Description
This is more of an issue with GATK itself but since there is a known workaround I post my attempts to resolve it, as requested by @maxulysse .
I am running Sarek on non-model organism with a smallish genome. I include non variant sites (see #1870) which requires the inclusion of the intervals file when creating the GenomicsDB (#1872). I have multiple populations and the workflow works fine for the smaller samples, but for the largest (n~100), the workflow fails due to a memory leak, despite the modest sample size. This turned out to be a known GATK issue (broadinstitute/gatk#8989). The proposed fix is
Our temporary solution until we make an updated release would be to convert imported genomicsDB instances to GVCF using
gatk SelectVariants -V gendb://instancename -O GVCF_export.g.vcf.gz -R ref.fa -L whateverintervalusedinGDBimport
Therefore, as a quick fix I have modified modules/nf-core/gatk4/genotypegvcfs/main.nf
to perform two steps, namely 1. extract regions from the DB to a GVCF and 2. use GVCF as input to GenotypeGVCFs:
gatk --java-options "-Xmx${avail_mem}M -XX:-UsePerfData" \\
SelectVariants \\
--variant $input_command \\
--output ${prefix}.g.vcf.gz \\
--reference $fasta \\
$interval_command \\
--tmp-dir .
gatk --java-options "-Xmx${avail_mem}M -XX:-UsePerfData" \\
GenotypeGVCFs \\
--variant ${prefix}.g.vcf.gz \\
--output ${prefix}.vcf.gz \\
--reference $fasta \\
$interval_command \\
$dbsnp_command \\
--tmp-dir . \\
$args
rm -f ${prefix}.g.vcf.gz
I am running the workflow on a SLURM cluster. Although the fix does create the desired output file, Nextflow exits with a cryptic error along the lines of not being able to write to a trace file. I have set trace.overwrite = true
(see nextflow-io/nextflow#3317), to no avail.

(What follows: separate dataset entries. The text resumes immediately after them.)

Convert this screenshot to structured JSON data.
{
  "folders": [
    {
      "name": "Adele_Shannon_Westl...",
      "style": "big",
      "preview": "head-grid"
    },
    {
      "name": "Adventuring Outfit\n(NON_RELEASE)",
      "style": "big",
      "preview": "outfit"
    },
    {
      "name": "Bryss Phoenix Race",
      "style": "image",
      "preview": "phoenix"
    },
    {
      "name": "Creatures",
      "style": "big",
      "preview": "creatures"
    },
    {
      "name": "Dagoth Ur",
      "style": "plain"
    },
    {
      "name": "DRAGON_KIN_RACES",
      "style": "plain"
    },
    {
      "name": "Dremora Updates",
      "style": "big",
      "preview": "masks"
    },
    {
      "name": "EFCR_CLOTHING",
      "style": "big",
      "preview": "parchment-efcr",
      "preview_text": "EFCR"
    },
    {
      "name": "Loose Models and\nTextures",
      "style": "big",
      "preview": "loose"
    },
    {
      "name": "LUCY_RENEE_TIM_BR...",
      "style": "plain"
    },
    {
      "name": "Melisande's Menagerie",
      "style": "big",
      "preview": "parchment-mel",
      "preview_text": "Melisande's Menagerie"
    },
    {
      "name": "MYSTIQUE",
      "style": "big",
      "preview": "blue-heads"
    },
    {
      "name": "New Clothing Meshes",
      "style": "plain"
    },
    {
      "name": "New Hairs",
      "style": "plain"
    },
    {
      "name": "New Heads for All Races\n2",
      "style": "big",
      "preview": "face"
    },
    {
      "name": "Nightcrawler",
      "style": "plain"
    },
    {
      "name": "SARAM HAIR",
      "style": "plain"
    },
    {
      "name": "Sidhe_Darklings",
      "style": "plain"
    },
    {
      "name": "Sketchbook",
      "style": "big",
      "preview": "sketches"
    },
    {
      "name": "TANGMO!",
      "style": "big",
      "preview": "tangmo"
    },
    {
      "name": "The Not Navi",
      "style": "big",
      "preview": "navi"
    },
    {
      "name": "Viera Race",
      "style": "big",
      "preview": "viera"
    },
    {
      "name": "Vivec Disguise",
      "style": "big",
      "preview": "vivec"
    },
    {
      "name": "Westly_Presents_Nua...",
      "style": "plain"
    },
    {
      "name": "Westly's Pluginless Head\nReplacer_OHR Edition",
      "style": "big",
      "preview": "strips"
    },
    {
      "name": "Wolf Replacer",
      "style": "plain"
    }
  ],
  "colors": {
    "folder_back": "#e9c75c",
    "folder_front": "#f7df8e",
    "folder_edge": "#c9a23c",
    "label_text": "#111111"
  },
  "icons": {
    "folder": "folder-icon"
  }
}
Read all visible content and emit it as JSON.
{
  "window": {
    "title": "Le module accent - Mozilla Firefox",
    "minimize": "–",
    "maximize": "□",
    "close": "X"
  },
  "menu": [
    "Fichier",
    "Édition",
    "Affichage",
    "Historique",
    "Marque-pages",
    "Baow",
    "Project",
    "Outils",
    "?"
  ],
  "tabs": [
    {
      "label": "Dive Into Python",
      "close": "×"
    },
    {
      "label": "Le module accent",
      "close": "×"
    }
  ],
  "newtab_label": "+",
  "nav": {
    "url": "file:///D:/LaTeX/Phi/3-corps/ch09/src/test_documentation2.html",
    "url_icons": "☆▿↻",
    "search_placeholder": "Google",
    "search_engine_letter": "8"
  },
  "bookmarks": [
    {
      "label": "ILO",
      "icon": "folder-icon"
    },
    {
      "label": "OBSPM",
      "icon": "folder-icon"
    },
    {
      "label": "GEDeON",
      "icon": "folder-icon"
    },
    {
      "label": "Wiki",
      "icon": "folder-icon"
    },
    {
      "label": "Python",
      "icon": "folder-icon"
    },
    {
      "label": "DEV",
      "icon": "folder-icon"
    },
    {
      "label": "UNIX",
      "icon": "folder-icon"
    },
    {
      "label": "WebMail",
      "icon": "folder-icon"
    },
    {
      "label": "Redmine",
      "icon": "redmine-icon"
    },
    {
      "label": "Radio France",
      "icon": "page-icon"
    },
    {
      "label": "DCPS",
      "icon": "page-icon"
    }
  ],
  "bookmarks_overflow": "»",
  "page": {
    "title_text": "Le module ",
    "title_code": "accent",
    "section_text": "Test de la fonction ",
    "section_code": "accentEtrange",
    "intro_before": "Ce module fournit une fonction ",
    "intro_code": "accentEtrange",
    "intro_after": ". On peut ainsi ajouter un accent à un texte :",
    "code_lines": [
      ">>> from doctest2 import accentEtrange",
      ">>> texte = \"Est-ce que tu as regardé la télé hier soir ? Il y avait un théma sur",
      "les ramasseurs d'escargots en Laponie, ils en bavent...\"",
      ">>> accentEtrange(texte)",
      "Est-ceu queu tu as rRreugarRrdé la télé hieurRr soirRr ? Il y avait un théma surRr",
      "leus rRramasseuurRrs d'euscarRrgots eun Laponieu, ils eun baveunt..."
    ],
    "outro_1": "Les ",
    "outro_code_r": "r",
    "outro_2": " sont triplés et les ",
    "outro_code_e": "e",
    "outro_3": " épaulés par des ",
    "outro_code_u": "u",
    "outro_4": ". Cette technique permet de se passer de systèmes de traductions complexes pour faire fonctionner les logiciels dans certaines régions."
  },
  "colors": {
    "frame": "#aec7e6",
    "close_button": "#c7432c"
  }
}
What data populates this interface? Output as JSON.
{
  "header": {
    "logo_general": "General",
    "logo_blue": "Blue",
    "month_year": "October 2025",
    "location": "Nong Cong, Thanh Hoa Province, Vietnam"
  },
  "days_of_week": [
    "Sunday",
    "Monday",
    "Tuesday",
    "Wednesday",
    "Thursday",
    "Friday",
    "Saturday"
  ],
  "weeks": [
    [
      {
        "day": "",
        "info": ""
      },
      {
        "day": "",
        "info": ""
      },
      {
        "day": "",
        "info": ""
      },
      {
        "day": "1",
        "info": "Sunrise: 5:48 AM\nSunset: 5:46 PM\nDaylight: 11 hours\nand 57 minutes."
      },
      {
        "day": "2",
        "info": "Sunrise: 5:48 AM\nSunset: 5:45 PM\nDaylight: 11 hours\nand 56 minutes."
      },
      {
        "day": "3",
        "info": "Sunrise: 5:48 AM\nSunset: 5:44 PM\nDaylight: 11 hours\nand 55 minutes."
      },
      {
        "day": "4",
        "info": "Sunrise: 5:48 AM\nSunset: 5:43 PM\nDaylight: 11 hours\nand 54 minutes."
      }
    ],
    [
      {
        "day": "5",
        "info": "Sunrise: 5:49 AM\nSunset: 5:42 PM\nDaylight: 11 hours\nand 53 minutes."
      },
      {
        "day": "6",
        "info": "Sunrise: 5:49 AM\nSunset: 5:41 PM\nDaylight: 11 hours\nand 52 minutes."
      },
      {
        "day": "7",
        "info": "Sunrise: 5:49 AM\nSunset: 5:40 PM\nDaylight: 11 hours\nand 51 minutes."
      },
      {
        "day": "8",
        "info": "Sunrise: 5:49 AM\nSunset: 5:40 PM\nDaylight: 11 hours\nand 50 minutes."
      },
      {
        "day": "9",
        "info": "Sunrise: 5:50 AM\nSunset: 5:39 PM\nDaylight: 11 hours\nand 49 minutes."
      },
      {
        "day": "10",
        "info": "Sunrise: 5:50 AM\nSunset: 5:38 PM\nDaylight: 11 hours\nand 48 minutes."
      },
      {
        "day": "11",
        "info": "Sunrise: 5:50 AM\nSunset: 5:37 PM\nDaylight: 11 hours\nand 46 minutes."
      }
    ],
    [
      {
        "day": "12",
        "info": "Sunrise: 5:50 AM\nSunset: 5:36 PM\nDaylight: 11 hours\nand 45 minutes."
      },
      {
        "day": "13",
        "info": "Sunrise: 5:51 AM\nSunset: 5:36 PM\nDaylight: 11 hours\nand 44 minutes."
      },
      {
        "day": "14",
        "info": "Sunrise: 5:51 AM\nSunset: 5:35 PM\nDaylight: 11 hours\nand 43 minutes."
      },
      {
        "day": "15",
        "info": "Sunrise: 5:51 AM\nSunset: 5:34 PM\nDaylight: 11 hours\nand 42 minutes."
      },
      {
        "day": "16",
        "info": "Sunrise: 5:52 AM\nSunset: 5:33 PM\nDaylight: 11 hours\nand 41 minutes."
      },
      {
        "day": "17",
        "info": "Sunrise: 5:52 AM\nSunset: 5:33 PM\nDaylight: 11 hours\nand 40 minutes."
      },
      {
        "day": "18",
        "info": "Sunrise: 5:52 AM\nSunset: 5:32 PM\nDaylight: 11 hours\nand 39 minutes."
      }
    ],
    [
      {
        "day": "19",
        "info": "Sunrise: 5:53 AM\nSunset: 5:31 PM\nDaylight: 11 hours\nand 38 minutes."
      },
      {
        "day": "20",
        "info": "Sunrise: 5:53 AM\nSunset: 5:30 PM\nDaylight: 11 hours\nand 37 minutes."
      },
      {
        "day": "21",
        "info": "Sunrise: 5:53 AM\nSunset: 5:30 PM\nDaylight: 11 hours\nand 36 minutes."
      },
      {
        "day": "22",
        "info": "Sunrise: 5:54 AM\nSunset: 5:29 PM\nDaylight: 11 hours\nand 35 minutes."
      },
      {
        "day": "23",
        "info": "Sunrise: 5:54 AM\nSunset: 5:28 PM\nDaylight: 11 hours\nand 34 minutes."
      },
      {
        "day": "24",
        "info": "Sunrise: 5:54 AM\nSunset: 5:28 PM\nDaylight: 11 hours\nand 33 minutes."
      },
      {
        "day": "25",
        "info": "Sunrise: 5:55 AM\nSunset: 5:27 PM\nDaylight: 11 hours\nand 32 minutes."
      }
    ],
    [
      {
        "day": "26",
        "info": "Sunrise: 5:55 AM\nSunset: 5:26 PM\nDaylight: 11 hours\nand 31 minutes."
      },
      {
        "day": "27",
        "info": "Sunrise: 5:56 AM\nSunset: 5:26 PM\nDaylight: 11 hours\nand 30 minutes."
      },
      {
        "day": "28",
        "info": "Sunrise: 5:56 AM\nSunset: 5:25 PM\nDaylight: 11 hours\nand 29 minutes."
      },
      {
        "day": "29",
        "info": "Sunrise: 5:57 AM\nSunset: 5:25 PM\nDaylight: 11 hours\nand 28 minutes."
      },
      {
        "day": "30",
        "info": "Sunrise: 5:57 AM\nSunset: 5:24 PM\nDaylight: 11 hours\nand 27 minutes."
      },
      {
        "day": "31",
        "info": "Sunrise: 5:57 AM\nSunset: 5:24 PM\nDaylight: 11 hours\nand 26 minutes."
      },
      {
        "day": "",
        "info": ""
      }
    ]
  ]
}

Since the genotyping step takes a day or two to finish on my data, I have tried to reproduce the error using one of the test data sets:
nextflow run main.nf -profile test,uppmax -params-file params.yml --project $NAISS_COMPUTE_ID --input ./tests/csv/3.0/fastq_pair.csv --output results
Omitting the uppmax
profile works fine, confirming that the fix is ok, but the above command fails with the error
ERROR ~ Cannot invoke method getName() on null object
-- Check script './workflows/sarek/../../subworkflows/local/channel_variant_calling_create_csv/main.nf' at line: 16 or see '.nextflow.log' file for more details
The full java stack trace does not really help. The line that seems to be the culprit in subworkflows/local/channel_variant_calling_create_csv/main.nf
is
main:
// Creating csv files to restart from this step
vcf_to_annotate.collectFile(keepHeader: true, skip: 1,sort: true, storeDir: "${outdir}/csv"){ meta, vcf ->
patient = meta.patient
sample = meta.id
variantcaller = meta.variantcaller
vcf = "${outdir}/variant_calling/${variantcaller}/${meta.id}/${vcf.getName()}"
["variantcalled.csv", "patient,sample,variantcaller,vcf\n${patient},${sample},${variantcaller},${vcf}\n"]
}
where the vcf
variable is defined.
The proper solution would be to run SelectVariants
separately after the creation of GenomicsDB
. I was hoping I could cut a corner, but apparently not, it seems.